I spend so much time at Rockin’ Crepes writing now that I have a nickname: “The Professor”. There’s a waitress there who puts it on my check when she brings it by. The other night they didn’t even bring a menu, they just asked: “what kind of latte you want?”

I have a ritual that dates back to the first one-act play I finished – on any substantial script, I always make sure to note a) the date on which I wrote the first real, non-outline-y pages, b) every city or between-city conveyance (plane, train, etc.) in which I added pages, and c) the completion date of every draft.

It would be too overwhelming to subdivide such a list into all the different cafes that have become writing haunts for me. But since a couple of months back when I made it a mission to finally finish this damned play, many of its pages have appeared over a latte at Rockin’ Crepes.
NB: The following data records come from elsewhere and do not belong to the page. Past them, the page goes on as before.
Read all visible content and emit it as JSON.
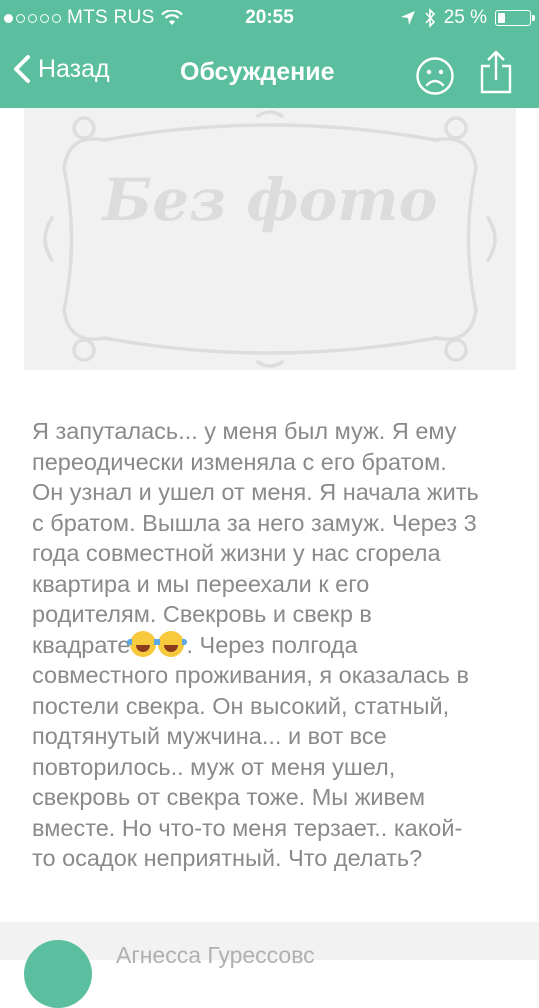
{
  "status_bar": {
    "carrier": "MTS RUS",
    "time": "20:55",
    "battery_percent": "25 %",
    "signal_bars_filled": 1,
    "signal_bars_total": 5,
    "battery_level": 0.25
  },
  "nav": {
    "back_label": "Назад",
    "title": "Обсуждение",
    "reaction_icon": "sad-face-icon",
    "share_icon": "share-icon"
  },
  "photo": {
    "placeholder_text": "Без фото"
  },
  "post": {
    "lines": [
      "Я запуталась... у меня был муж. Я ему",
      "переодически изменяла с его братом.",
      "Он узнал и ушел от меня. Я начала жить",
      "с братом. Вышла за него замуж. Через 3",
      "года совместной жизни у нас сгорела",
      "квартира и мы переехали к его",
      "родителям. Свекровь и свекр в",
      "квадрате",
      ". Через полгода",
      "совместного проживания, я оказалась в",
      "постели свекра. Он высокий, статный,",
      "подтянутый мужчина... и вот все",
      "повторилось.. муж от меня ушел,",
      "свекровь от свекра тоже. Мы живем",
      "вместе. Но что-то меня терзает.. какой-",
      "то осадок неприятный. Что делать?"
    ],
    "emoji": "face-with-tears-of-joy-emoji"
  },
  "comment": {
    "author": "Агнесса Гурессовс"
  },
  "colors": {
    "accent": "#5bbf9f",
    "text": "#8a8a8a",
    "placeholder_bg": "#f1f1f1"
  }
}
Because of this ritual, I know that I wrote the first pages of this play (the title, by the way: Public Speaking) were written here in Huntington Beach on September 27th, 2007. I had been carrying fragments of the idea around with me for longer than that – in fact, I think some of the inspirations involved date all the way back to college.

And I can now announce that last night, February 6th, 2012, after so many other projects and distractions and life events, I have finished the first draft. That waitress offered me a high-five on her way by the table as I packed up the laptop. She didn’t even know why. Must have been in the air.

It’s not a long script – 61 pages. That probably translates to about a 70-minute production. Even if I add to it, it’s never likely to run more than 75, which is fine; I don’t think this play is supposed to be longer. It makes it a strange fit for the stage, and I think pairing it with a one-act or even a 10-minute “appetizer” might be the way to justify asking people to get in their cars, drive out, and buy a ticket for the theater.

These are some of the most difficult pages I have ever had to dredge out of my brain. There’s something undeniably important about this story to me, and yet I worry that it could actually be morbidly dull. There are no deaths, no falling kingdoms, no one falls in love, there are no wacky situations or high histrionics, no magical or fantastical breaches of reality, and the very premise of the play hinges on something that is generally a no-no in the theater. I like to think there are a couple of epiphanies that mean a great deal, and a bit of theatricality, but for the most part this is a quiet piece about lonely people trying to connect and deal with their private sadnesses, and it’s not easy because it isn’t really, is it?

But as Adam wisely said to me the other night, you need a little faith. I have written enough scripts at this point to have good technique. As to whether this idea will resonate, well, if it mattered this much to me, that must mean there’s a very good chance it will matter to someone else, right? That’s why we do this thing at all, isn’t it?

It’s most interesting because the play is about teachers. You know how they say some owners and pets start to look like one another, and you don’t know who made the first move? I don’t think it’s so one-sided as writers putting themselves into a story. The story puts something back into the writer. Where did it come from? That’s the mystery.